The bill passed the House 81-36, then sat for three months in the Senate until after the Shelby decision. But the new version that emerged bore little resemblance to the original. “It was a 90-percent different bill,” Glazier testified. All the compromises were stripped out, and instead it was filled with provisions that would harm black voter participation. The bill sailed through the state Senate and was immediately sent to the House by special messenger.
There was no time to review the new proposals, Glazier said. No committee hearings. No opportunity for “scholarly understanding” of the implications. No fiscal-impact report from the non-partisan legislative staff. When the measure reached the House floor, debate was limited to about two hours. Such a process might have been appropriate to a bill regulating golf carts, Glazier said, but not to a major policy bill with significant civil-rights implications.

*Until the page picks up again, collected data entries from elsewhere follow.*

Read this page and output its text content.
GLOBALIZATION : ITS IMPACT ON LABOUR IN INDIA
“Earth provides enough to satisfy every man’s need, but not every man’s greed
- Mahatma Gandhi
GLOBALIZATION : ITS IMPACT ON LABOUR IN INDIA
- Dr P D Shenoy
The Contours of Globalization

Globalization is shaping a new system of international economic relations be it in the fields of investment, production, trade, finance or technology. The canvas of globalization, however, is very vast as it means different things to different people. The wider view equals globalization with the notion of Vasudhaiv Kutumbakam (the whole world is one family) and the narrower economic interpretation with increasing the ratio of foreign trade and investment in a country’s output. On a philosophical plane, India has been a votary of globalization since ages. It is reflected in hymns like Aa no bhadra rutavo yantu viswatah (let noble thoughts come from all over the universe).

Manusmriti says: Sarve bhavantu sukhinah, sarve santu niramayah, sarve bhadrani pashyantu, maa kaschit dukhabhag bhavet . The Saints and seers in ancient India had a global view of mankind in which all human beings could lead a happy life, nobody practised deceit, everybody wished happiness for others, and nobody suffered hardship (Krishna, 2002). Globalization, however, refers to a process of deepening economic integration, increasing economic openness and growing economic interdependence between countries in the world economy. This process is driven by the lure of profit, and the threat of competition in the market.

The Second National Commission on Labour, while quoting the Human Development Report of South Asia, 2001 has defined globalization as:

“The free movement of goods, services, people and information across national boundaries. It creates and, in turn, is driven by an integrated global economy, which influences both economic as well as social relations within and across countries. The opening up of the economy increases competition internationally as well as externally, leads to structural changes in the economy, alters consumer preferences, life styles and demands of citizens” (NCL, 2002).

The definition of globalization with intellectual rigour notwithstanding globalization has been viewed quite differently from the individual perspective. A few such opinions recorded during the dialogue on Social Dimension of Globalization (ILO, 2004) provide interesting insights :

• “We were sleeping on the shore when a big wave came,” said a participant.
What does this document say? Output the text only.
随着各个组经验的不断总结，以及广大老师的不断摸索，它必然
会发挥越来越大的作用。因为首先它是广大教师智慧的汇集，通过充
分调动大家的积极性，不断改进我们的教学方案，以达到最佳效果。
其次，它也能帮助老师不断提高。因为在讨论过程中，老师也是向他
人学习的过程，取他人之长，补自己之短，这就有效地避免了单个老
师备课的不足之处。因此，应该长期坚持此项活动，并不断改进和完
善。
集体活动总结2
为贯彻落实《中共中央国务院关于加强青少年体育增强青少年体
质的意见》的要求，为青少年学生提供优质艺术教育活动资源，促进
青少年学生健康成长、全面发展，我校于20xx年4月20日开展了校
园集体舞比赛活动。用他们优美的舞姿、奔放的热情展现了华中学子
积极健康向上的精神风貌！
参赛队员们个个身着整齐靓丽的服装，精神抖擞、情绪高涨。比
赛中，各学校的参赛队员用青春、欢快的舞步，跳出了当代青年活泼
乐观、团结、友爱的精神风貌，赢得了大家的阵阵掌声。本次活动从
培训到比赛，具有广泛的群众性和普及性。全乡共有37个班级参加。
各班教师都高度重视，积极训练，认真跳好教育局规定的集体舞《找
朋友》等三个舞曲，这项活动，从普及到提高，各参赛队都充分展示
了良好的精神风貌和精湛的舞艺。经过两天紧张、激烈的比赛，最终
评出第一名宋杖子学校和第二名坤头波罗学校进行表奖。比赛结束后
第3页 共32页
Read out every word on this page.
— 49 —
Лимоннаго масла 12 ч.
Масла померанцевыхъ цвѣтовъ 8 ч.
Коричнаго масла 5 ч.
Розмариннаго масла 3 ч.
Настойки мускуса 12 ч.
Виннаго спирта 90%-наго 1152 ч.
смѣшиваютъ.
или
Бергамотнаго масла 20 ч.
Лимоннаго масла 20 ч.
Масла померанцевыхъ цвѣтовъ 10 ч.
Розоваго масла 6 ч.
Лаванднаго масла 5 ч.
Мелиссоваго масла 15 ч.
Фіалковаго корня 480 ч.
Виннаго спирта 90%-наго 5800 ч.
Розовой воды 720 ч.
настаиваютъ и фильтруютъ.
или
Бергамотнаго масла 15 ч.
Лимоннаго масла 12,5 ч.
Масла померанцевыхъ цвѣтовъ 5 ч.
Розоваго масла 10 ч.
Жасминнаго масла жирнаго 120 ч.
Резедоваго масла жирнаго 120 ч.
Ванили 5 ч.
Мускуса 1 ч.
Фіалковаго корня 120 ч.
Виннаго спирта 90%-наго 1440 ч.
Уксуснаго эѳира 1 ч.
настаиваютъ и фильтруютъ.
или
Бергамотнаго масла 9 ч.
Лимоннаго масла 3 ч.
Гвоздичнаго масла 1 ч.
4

“It was the most emotional two hours I ever spent in public office,” Glazier said about the House debate. “This was, for many members, a feeling like their life’s work was being rolled back.” Winning poll access for African Americans was a pivotal goal of the civil rights movement, paid for with retaliatory assassinations, bombings, and arrests of activists in the 1960s. Among the Democrats reviewing the new bill, “most of us felt it was an ambush on the people of North Carolina.”
Rep. H.M. “Mickey” Michaux, Jr., a Durham Democrat who in 1977 became the South’s first African-American U.S. Attorney since Reconstruction, stood on the House floor with tears in his eyes, Glazier said. All forty-one Democratic legislators asked to speak in opposition to the bill.
By contrast, only Lewis, the Republican committee chair, spoke in favor. As Democrats pleaded for the bill’s defeat, “there was hardly a person on the other side looking up from their notes or their computer,” Glazier said. “I knew what that meant… It was clear to me that directions were given that only Rep. Lewis was to speak.”
At the end of the speeches, the Democrats broke protocol and stood up to vote “no” in unison. The bill passed on a party-line vote. Some Democratic lawmakers prayed aloud in the House chamber, hands on one another’s shoulders. A Republican friend walked over to Glazier to apologize.
“I had never been through anything like it in public life, and doubt I will again,” Glazier said. “If you were writing a textbook on how to write a bill and how to govern a legislature, this would be the textbook example of how not to do it.”
The federal court hearing in Winston-Salem is expected to continue for another day or two. Legal observers are not expecting Judge Schroeder, who was appointed by President George W. Bush, to rule immediately from the bench.